Relojes inteligentes predicen recaídas de depresión: estudio
Un estudio de McMaster revela que smartwatches pueden anticipar recaídas depresivas semanas antes

La tecnología portátil comienza a abrir nuevas rutas dentro de la salud mental. Un estudio reciente sugiere que los relojes inteligentes podrían detectar señales tempranas de una recaída en depresión mayor incluso antes de que la persona perciba cambios emocionales o cognitivos.
La investigación, desarrollada por la McMaster University y publicada el 11 de febrero de 2026 en JAMA Psychiatry, encontró que los patrones de sueño y los ritmos de actividad diaria registrados por dispositivos de muñeca permiten identificar riesgos elevados de recaída con semanas —e incluso meses— de anticipación.
El hallazgo coloca a la tecnología wearable como una posible herramienta preventiva dentro del monitoreo clínico de trastornos depresivos recurrentes.
¿Cómo se realizó el estudio?
El análisis siguió a 93 adultos en Canadá que previamente se habían recuperado de un trastorno depresivo mayor.
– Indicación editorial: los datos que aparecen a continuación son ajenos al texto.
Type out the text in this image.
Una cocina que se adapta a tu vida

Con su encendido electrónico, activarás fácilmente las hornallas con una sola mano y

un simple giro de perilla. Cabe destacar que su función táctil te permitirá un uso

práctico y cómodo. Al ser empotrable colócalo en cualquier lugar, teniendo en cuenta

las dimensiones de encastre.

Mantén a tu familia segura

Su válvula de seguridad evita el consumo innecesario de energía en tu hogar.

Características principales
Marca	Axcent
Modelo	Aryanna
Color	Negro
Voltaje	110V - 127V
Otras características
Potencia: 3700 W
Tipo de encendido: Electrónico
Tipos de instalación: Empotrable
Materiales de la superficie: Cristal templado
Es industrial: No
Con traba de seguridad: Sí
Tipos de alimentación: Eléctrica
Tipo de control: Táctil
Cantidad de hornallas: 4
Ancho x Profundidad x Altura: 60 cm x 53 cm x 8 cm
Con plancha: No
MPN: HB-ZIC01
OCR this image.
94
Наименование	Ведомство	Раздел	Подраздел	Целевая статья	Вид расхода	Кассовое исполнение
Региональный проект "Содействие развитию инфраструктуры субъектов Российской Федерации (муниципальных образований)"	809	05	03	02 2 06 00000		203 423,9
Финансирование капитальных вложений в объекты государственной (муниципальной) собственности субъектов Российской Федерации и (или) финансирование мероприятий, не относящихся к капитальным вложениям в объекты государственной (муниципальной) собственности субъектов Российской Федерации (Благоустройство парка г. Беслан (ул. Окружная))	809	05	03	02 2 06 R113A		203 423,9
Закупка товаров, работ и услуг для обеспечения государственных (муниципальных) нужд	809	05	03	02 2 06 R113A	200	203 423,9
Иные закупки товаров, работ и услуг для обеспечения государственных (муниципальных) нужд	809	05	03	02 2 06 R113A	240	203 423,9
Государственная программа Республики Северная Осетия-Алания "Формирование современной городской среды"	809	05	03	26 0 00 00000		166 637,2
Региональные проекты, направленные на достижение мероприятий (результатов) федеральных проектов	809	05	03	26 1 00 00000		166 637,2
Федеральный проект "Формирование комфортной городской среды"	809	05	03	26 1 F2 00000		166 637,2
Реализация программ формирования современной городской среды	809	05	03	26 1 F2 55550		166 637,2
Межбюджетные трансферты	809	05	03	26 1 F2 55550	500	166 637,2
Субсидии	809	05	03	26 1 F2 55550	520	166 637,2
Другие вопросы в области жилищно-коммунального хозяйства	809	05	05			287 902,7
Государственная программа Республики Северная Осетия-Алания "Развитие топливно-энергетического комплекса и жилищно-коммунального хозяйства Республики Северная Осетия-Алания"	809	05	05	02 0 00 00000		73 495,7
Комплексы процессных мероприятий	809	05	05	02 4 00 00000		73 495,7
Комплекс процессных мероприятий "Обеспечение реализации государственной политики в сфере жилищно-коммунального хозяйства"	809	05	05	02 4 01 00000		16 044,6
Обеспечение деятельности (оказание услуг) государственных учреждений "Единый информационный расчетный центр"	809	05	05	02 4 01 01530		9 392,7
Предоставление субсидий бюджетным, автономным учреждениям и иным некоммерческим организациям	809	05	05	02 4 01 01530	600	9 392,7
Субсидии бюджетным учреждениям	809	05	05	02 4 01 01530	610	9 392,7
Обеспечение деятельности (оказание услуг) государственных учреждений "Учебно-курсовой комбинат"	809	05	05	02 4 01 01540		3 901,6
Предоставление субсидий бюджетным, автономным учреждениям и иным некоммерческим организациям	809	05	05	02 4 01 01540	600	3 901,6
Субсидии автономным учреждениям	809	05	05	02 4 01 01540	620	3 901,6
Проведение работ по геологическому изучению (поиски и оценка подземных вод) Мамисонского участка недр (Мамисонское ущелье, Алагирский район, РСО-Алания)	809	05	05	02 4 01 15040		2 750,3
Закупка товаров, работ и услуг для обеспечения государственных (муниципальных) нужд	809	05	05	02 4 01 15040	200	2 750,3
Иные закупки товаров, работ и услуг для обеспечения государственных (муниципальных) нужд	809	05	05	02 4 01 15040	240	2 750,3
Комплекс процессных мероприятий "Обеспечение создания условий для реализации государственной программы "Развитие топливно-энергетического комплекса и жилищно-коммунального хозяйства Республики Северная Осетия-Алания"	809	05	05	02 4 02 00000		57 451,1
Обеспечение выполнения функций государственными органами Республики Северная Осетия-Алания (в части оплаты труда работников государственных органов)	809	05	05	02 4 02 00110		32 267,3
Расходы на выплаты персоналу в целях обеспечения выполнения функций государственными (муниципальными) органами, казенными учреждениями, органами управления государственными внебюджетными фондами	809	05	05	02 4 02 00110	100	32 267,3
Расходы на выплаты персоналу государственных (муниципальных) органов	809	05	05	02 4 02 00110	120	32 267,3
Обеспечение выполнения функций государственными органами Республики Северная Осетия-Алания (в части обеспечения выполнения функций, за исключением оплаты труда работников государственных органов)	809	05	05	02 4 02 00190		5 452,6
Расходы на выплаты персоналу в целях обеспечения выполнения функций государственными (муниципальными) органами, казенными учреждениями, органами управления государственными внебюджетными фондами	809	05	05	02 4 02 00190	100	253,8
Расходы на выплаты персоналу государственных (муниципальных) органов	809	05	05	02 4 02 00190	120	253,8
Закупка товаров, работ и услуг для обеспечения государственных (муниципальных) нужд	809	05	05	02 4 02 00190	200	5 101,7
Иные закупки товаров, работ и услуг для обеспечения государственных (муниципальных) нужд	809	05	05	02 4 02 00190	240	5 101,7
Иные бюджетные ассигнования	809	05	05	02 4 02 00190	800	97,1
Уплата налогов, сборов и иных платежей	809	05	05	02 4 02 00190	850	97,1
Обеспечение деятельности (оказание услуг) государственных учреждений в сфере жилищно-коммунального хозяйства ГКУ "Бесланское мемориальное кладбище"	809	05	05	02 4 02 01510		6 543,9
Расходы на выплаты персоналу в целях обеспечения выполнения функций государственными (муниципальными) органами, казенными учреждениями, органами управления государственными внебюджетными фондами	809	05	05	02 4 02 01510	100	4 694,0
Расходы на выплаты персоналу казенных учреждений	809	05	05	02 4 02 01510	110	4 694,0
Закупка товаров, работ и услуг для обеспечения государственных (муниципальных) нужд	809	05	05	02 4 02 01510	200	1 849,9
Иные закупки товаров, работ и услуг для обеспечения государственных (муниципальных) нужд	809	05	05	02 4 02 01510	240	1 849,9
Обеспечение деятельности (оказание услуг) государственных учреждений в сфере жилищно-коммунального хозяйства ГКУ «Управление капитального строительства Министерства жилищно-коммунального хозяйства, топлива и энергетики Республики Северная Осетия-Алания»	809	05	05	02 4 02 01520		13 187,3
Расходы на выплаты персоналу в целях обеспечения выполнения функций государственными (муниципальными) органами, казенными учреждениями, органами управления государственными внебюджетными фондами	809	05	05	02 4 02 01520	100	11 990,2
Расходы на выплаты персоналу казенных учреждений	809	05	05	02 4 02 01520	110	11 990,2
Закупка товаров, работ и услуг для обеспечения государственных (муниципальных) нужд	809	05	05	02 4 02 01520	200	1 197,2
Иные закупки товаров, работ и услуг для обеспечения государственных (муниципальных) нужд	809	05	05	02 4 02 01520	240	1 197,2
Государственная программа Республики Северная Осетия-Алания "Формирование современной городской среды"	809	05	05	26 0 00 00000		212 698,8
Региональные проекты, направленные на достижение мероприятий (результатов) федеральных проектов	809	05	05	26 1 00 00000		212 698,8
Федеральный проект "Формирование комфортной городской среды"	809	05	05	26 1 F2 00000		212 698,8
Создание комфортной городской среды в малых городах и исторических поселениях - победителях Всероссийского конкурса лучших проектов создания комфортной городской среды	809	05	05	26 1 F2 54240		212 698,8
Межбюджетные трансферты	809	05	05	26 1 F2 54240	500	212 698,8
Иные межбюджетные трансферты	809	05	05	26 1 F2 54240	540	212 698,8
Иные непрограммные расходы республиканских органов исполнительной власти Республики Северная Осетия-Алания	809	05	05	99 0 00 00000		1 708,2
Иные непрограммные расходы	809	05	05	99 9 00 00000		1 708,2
Durante el periodo de observación, los participantes utilizaron dispositivos de actigrafía de grado científico —tecnología similar a la de relojes comerciales como Fitbit o Apple Watch— que registraban de forma continua sus ciclos de sueño y actividad física.
El seguimiento se extendió entre uno y dos años, generando más de 32 mil días de datos conductuales y fisiológicos, una base que permitió a los investigadores identificar cambios progresivos previos a las recaídas.
Este tipo de monitoreo pasivo evitó depender exclusivamente de cuestionarios o reportes subjetivos, que suelen registrarse cuando los síntomas ya están presentes.
Patrones de sueño que anticipan recaídas
Uno de los hallazgos centrales fue la relación entre irregularidad del sueño y riesgo depresivo.
Los investigadores observaron que las personas con horarios de descanso más inestables presentaban casi el doble de probabilidad de recaer en comparación con quienes mantenían rutinas circadianas más consistentes.
Entre los marcadores más relevantes detectados destacan:
- Menor diferenciación entre actividad diurna y descanso nocturno
- Mayor tiempo despierto tras haberse dormido
- Horarios de sueño cada vez más erráticos antes de la recaída
El predictor más fuerte fue la pérdida de contraste entre vigilia y sueño: cuando el cuerpo mostraba patrones difusos entre día y noche, el riesgo de un nuevo episodio aumentaba de forma significativa.
El papel de la inteligencia artificial
El estudio también subraya el potencial de los algoritmos para interpretar estos datos de forma preventiva.
Benicio Frey, profesor del Departamento de Psiquiatría y Neurociencias del Comportamiento en McMaster, explicó que la integración entre sensores portátiles e inteligencia artificial podría transformar la atención en salud mental.
“Imagina un futuro donde un reloj inteligente pueda advertir a las personas con depresión: ‘Es muy probable que se presente un nuevo episodio en las próximas cuatro semanas. ¿Qué tal si consultas con tu proveedor de atención médica?’”.
La automatización de estas alertas permitiría intervenir antes de que los síntomas escalen, reduciendo hospitalizaciones, crisis severas o interrupciones funcionales.
Implicaciones clínicas y prevención
El monitoreo actual de recaídas depende en gran medida de que los pacientes reporten cambios emocionales, lo que suele ocurrir cuando el episodio ya está en curso.
Los sensores portátiles, en cambio, detectan variaciones fisiológicas y conductuales tempranas, lo que abre la puerta a estrategias de prevención más precisas.
El estudio recuerda que alrededor del 60% de las personas con depresión mayor sufren recaídas dentro de los cinco años, incluso bajo tratamiento, lo que convierte la detección temprana en un eje crítico del manejo clínico.
Según los investigadores, las alertas generadas por wearables podrían ayudar a los profesionales de salud a priorizar pacientes con mayor riesgo y ajustar tratamientos, terapias o seguimiento médico.
Tecnología portátil y salud mental
Los investigadores señalan que, aunque la relación entre sueño irregular y depresión ya era conocida, la capacidad de medir estos patrones de forma continua y pasiva representa un avance metodológico relevante.
El uso de sensores de muñeca permite recopilar información objetiva durante largos periodos, sin intervención activa del paciente, lo que mejora la precisión predictiva frente a evaluaciones clínicas puntuales.
Este enfoque podría extenderse a otros trastornos caracterizados por recaídas, donde la anticipación del episodio representa una ventaja terapéutica significativa.